A verdade é que Game Of Thrones nunca fez a vontade dos fãs. Sempre houve mortes importantes – como a inesperada de Ned Stark, logo na primeira temporada – e essa que era a graça da série. Previsibilidade com certeza não é a palavra que a define melhor. Mas dessa vez, se fizermos uma breve pesquisa nas redes sociais, concluímos rapidamente que pouca coisa agradou. Pouco foi aceito como uma surpresa agradável.

O último episódio contou com discursos e monólogos de duas personagens que costumavam a fazer isso com mais frequência, Daenerys e Tyrion. Sentimos falta desse lado, que foi um pouco esquecido devido às batalhas que seguiram, porém ambos não foram convincentes o suficiente para comover o público. O único que se convenceu e foi influenciado de alguma maneira foi o próprio Jon Snow, que já não sabia mais para que lado correr e foi obrigado a tomar uma decisão.

A pressa em terminar a série também fez com que muitos momentos fossem mal explicados. No final das contas, Jon Snow ser um Targaryen só serviu para a morte de Daenerys e para um dragão enfurecido em busca de justiça queimar o trono com suas próprias chamas. O fato de Bran Stark ter passado a série inteira dizendo que não queria se tornar rei foi igualmente ignorado, quando por ideia de Samwell Tarly – um dos únicos que manteve a sensatez – foi nomeado rei dos Sete Reinos através de uma votação. Sete reinos que, na verdade, virou seis. O Norte quis se desvincular de toda a treta e pediu a independência de Winterfell, dando o título oficial de Lady à Sansa. E assim foi autorizado pelo novo rei, Bran, que… é nortenho.

Apesar de alguns buracos, é inegável que esses dez anos de Game Of Thrones deixou um legado para a televisão. A série foi uma das maiores produções, com locações ao redor do mundo inteiro e um uso enorme de efeitos especiais de extrema qualidade. A gente quase chega a acreditar que dragões existem e nem repara em muitas cidades que foram criadas praticamente em computação gráfica.

 

Grande parte dos cenários surgiram a partir de efeitos especiais. (Foto: Reprodução)

A influência contínua em escala mundial: os locais usados para as gravações viraram pontos turísticos, o que causa um grande impacto econômico nas regiões – como aconteceu na Irlanda do Norte. Alguns lugares passaram a ser tão visitados que passaram a ter problemas com superlotação de turistas.

Além de tudo, a série é capaz de unir.
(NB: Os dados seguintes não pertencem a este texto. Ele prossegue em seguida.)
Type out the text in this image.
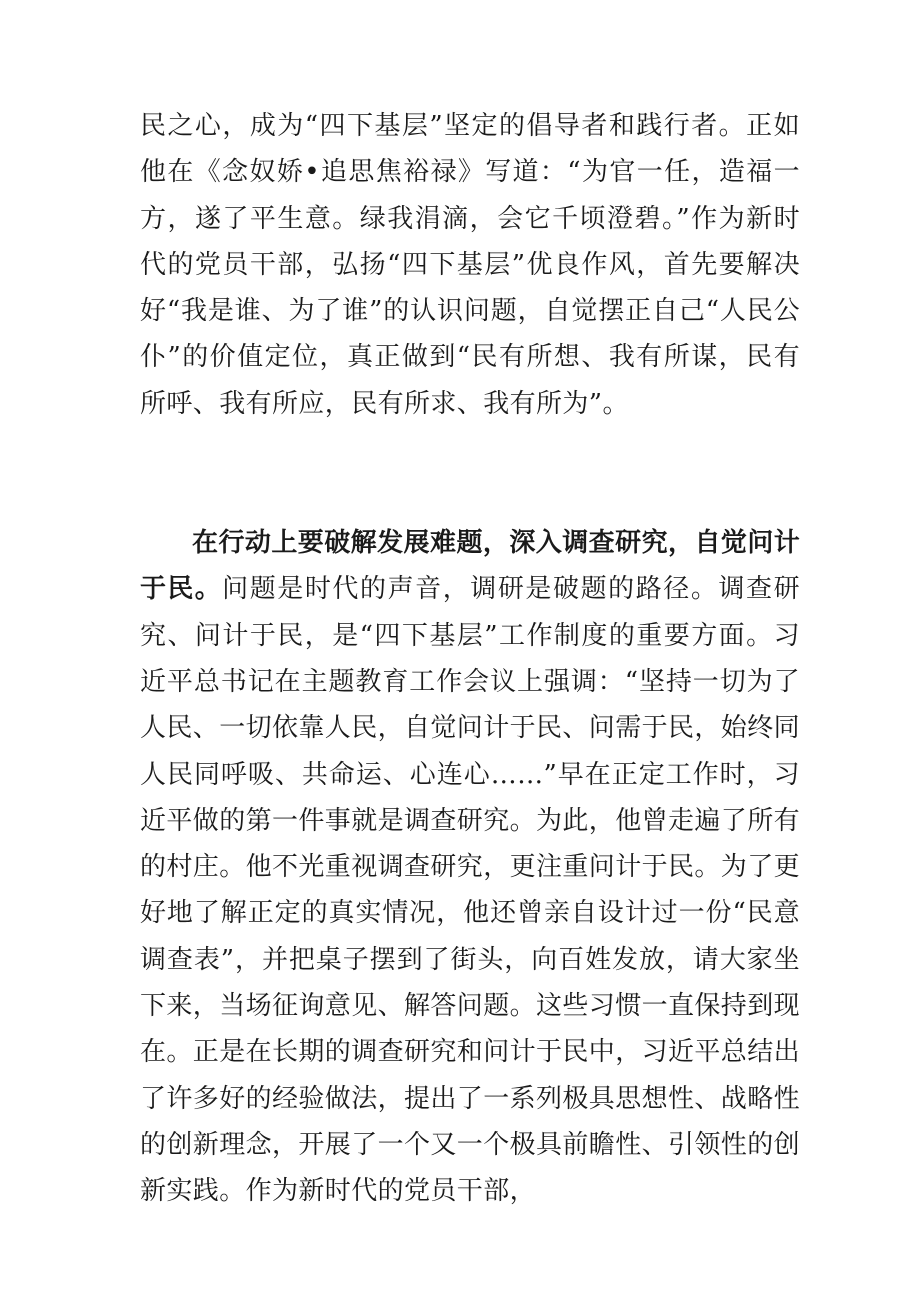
民之心，成为“四下基层”坚定的倡导者和践行者。正如他在《念奴娇•追思焦裕禄》写道：“为官一任，造福一方，遂了平生意。绿我涓滴，会它千顷澄碧。”作为新时代的党员干部，弘扬“四下基层”优良作风，首先要解决好“我是谁、为了谁”的认识问题，自觉摆正自己“人民公仆”的价值定位，真正做到“民有所想、我有所谋，民有所呼、我有所应，民有所求、我有所为”。

在行动上要破解发展难题，深入调查研究，自觉问计于民。问题是时代的声音，调研是破题的路径。调查研究、问计于民，是“四下基层”工作制度的重要方面。习近平总书记在主题教育工作会议上强调：“坚持一切为了人民、一切依靠人民，自觉问计于民、问需于民，始终同人民同呼吸、共命运、心连心……”早在正定工作时，习近平做的第一件事就是调查研究。为此，他曾走遍了所有的村庄。他不光重视调查研究，更注重问计于民。为了更好地了解正定的真实情况，他还曾亲自设计过一份“民意调查表”，并把桌子摆到了街头，向百姓发放，请大家坐下来，当场征询意见、解答问题。这些习惯一直保持到现在。正是在长期的调查研究和问计于民中，习近平总结出了许多好的经验做法，提出了一系列极具思想性、战略性的创新理念，开展了一个又一个极具前瞻性、引领性的创新实践。作为新时代的党员干部，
Pessoas se mobilizam para estarem juntas no momento em que ela está sendo transmitida, seja entre amigos dentro de casa ou em bares ao redor de todo o mundo, que abrem as portas como se estivessem prestes a ver a final da copa do mundo. Elas torcem, discutem teorias, por vezes até brigam, mas estão reunidas. Qual será a próxima produção de mesmo poder sobre nós? Aguardo respostas.

 

In memoriam.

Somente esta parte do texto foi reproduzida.